Booking a Threat: Inside LummaStealer's Fake reCAPTCHA

The infection chain starts when a target victim visits a website such as this URL: hxxps://payment-confirmation.82736[.]store/pgg46, the initial attack vector was not successfully extracted during the analysis period therefore we speculated that the source was probably a phishing email. This link redirects to hxxps://booking[.]procedeed-verific[.]com/goo_pdf that contains a blurred document from booking.com. Looking at the link, it might not appear suspicious to an average user, especially with the 'https' in the URL, which could lead the victim to believe the site is safe to visit. Now what is interesting in this webpage is before being able to view the booking document, there is a captcha that requires the user to click the “I’m not a robot” checkbox. Normally this would only prompt some image verification techniques (e.g. “Select all the images with bicycles in them”) to prove that the website is being used by a human user and not by some automated mechanism.

In this case, there are different verification steps in this CAPTCHA procedure. The user is required to open their Run window and then paste a command that was copied into their clipboard. This is an example of ClickFix, an emerging unique social engineering technique that involves displaying fake error messages in dialogue boxes to deceive users into executing malicious commands on their own systems. This technique can be delivered through compromised and fake websites, documents or files posing as legitimate software.

During our investigation, the fake booking webpage displayed two different PDFs that show booking confirmation details that are modeled after the platforms of booking.com and hrs.com

Viewing the page source of this webpage shows that there is a JS script that loads a command from a PHP script from another URL.

The URL that contains an obfuscated PHP script that is encrypted with ROT13 encryption.
After decryption, we can now see that it shows the JS script that copies a Base64 command into the victim’s clipboard. It implemented the deprecated document.execCommand(“Copy”) which might be a part of a new phishing kit for information stealers.

Deobfuscating the Base64 code in the unsecuredCopyToClipboard function will present a command that is to be pasted in the Windows Run service as suggested by the ClickFix instructions to the user. This is a command that will execute a PowerShell script that is encoded in Base64. The deobfuscated PowerShell command shows that it will invoke a web request from the URL hxxps://booking[.]procedeed-verific[.]com/in[.]php?action=1. This webpage stores another PowerShell script that will download a file from hxxps://booking[.]procedeed-verific[.]com/in[.]php?action=2 in the Temp directory and execute it using the “Start-Process” command.
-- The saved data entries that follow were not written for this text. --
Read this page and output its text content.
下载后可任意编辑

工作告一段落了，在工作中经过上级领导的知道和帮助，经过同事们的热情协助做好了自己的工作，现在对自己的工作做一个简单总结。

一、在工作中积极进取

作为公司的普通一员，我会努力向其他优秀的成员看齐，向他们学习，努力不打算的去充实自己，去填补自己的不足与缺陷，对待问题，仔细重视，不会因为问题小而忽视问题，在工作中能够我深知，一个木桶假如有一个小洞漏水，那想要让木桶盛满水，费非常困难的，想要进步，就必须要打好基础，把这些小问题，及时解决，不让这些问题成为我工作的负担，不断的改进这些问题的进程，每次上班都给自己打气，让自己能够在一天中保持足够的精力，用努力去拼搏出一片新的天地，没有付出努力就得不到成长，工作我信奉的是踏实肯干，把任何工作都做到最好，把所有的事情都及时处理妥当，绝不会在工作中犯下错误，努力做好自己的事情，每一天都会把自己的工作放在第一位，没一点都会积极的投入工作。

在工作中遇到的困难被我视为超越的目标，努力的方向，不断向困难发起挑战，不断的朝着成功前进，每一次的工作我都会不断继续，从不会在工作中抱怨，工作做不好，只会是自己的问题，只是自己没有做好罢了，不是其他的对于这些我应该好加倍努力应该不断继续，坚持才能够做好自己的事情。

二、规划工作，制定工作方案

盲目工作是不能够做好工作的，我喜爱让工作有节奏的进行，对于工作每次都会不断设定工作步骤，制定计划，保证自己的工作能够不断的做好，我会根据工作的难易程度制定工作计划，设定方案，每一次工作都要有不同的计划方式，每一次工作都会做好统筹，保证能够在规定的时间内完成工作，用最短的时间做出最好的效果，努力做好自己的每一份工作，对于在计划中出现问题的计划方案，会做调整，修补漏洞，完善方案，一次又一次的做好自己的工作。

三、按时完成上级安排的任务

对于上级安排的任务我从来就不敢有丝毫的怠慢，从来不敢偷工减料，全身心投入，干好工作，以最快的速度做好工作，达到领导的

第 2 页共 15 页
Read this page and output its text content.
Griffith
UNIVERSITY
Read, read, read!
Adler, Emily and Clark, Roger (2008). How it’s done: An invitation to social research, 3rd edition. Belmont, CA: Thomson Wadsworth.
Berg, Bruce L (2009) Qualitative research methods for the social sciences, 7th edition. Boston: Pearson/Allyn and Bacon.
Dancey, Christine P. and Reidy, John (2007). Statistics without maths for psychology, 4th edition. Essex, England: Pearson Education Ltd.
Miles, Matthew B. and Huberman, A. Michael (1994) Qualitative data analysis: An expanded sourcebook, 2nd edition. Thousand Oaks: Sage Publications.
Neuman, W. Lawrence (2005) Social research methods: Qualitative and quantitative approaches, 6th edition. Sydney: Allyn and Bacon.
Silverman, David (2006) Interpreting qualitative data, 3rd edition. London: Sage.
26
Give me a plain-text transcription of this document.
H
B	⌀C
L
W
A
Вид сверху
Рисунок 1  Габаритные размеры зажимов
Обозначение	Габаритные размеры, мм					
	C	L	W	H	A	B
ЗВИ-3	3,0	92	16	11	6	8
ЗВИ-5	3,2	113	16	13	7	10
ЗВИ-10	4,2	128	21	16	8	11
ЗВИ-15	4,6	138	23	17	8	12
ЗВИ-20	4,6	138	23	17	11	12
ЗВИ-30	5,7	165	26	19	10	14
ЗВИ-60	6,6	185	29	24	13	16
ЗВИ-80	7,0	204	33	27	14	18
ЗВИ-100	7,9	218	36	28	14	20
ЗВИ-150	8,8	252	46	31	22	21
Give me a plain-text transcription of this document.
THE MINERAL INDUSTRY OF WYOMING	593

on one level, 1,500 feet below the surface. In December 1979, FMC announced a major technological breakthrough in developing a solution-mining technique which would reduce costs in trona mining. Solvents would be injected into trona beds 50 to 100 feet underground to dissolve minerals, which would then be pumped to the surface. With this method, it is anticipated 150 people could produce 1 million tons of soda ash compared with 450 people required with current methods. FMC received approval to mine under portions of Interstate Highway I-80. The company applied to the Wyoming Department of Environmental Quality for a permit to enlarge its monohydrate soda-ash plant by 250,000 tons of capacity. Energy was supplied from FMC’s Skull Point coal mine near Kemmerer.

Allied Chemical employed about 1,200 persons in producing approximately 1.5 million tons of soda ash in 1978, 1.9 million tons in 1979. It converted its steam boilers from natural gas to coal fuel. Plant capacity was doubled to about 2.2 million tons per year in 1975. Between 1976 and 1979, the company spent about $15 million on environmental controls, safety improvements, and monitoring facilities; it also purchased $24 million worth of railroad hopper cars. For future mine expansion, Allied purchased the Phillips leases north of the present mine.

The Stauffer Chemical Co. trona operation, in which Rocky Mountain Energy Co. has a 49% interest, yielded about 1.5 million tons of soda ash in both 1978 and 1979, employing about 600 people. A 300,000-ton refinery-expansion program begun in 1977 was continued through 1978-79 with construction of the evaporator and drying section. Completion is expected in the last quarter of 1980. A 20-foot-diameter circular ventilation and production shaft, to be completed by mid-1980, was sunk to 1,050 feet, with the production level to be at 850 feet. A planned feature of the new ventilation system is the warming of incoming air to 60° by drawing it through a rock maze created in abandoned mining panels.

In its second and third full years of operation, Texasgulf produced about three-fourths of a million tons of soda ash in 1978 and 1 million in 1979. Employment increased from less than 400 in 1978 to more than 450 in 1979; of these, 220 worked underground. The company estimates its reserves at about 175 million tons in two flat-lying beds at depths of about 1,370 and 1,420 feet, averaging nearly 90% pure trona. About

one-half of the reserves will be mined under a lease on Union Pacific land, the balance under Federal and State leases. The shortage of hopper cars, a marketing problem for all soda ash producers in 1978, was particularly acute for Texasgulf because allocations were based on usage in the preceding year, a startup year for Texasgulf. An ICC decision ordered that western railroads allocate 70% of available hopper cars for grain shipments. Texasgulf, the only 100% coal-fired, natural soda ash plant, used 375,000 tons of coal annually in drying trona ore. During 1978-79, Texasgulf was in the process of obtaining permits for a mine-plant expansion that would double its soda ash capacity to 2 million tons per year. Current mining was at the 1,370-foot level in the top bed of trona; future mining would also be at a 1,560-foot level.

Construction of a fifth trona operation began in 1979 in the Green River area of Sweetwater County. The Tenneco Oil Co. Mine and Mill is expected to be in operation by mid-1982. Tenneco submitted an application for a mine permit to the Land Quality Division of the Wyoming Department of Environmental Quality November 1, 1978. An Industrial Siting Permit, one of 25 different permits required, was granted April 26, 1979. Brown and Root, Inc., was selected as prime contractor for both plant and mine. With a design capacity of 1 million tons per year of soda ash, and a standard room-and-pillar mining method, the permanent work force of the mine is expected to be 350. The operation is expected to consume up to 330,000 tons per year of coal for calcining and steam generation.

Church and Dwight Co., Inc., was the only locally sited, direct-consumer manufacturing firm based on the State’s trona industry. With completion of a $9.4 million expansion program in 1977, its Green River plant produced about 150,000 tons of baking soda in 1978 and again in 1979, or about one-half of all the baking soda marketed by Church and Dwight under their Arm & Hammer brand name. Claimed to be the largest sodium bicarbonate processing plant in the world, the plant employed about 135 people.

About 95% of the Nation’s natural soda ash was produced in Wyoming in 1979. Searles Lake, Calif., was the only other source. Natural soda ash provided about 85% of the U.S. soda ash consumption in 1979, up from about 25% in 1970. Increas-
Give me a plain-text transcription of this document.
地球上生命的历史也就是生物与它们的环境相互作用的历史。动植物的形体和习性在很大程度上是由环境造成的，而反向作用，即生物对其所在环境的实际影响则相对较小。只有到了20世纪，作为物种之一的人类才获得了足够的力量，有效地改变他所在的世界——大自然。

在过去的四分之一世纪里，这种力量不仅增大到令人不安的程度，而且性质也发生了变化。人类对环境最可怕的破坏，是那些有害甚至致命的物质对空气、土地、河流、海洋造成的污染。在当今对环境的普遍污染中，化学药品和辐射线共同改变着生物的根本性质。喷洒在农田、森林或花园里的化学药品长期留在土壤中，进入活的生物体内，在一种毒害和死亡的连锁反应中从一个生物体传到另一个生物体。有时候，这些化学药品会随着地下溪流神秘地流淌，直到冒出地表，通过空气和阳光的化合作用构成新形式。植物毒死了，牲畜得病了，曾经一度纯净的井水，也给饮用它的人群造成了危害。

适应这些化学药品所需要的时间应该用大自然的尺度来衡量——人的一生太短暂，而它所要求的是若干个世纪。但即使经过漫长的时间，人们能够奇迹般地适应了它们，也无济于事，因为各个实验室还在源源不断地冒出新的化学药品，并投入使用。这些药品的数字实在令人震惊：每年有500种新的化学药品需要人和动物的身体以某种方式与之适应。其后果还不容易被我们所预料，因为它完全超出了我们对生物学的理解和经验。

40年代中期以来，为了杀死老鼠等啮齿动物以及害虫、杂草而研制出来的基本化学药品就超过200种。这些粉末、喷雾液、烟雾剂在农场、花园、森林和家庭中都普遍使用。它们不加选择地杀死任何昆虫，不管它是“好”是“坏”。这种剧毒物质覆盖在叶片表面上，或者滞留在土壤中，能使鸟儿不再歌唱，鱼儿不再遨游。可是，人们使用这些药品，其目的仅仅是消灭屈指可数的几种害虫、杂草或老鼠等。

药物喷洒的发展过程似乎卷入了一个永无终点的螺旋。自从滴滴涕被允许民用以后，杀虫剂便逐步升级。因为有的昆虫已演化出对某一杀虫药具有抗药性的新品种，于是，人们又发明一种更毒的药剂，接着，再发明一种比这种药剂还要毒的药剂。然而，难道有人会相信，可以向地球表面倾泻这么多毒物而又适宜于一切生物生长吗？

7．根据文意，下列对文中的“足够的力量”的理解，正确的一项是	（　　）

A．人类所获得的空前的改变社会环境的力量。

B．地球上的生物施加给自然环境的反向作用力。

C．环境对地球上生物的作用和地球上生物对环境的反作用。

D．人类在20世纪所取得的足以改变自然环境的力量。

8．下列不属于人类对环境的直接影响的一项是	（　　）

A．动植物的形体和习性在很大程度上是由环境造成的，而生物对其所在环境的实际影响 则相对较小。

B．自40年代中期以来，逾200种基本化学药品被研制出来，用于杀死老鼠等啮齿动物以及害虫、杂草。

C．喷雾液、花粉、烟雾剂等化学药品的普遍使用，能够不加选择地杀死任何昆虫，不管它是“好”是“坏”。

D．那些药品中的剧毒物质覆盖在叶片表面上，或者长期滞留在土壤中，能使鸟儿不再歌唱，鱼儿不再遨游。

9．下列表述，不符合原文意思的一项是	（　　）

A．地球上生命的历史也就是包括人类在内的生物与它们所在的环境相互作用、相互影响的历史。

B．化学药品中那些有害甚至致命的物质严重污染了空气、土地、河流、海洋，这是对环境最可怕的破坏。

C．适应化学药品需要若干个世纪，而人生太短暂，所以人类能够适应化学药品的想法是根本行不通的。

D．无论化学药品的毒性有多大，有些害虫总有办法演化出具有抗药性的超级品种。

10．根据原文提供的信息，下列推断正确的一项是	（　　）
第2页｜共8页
We’ve continuously monitored the download link for possible changes and noticed that the LummaStealer payload file changes over time. What’s common for all the samples we have collected is that they are significantly larger than other versions by up to 350% (from 3MB to 9MB) indicating that there’s a possibility of more complex payloads having more capability, evasion and encryption techniques.  In this case, the samples collected used Binary Padding, a technique where malware authors add junk data to the end, start or in between data sections of the malicious file. This will cause an analysis to take longer, or trigger file size limitations on security tools – in order to minimize impact on the users, files are only checked up to a certain size by any browser / web protection mechanism. Larger files therefore result in longer response times for signature-based antivirus detections.

Upon reverse engineering all the samples we’ve collected, these samples keep using the same method of obfuscation as other LummaStealer samples found in the wild. This method is calledIndirect Control Flow which is an obfuscation technique where malware avoids direct jumps or calls by dynamically calculating target addresses at runtime, making analysis harder. The way it does this is by using Dispatcher Blocks which are specialized code regions that control execution by selecting the next instruction or function dynamically.

Here is a snippet of a Dispatcher Blocks found inside the sample (SHA256: 7b3bd767ff532b3593e28085940646f145b9f32f2ae97dfa7cdd652a6494257d )

We tried hunting for other websites which have the same approach in delivering LummaStealer. We started our search with the redirect URL (hxxps://payment-confirmation.82736[.]store/pgg46) to see if it has records of redirection to other URLs with the same behavior. While we didn’t find any other active URLs, what we found out is that its host server also hosts several websites which have at least one phishing detection from other vendors. Below is an example of a phishing website that is hosted on the same server that poses as booking.com and steals PayPal credentials.

There are multiple subdomains sourced from VirusTotal that can be correlated to our original fake booking link. These related links show that there are multiple subdomains that replicate the same behavior and contain the same ClickFix technique.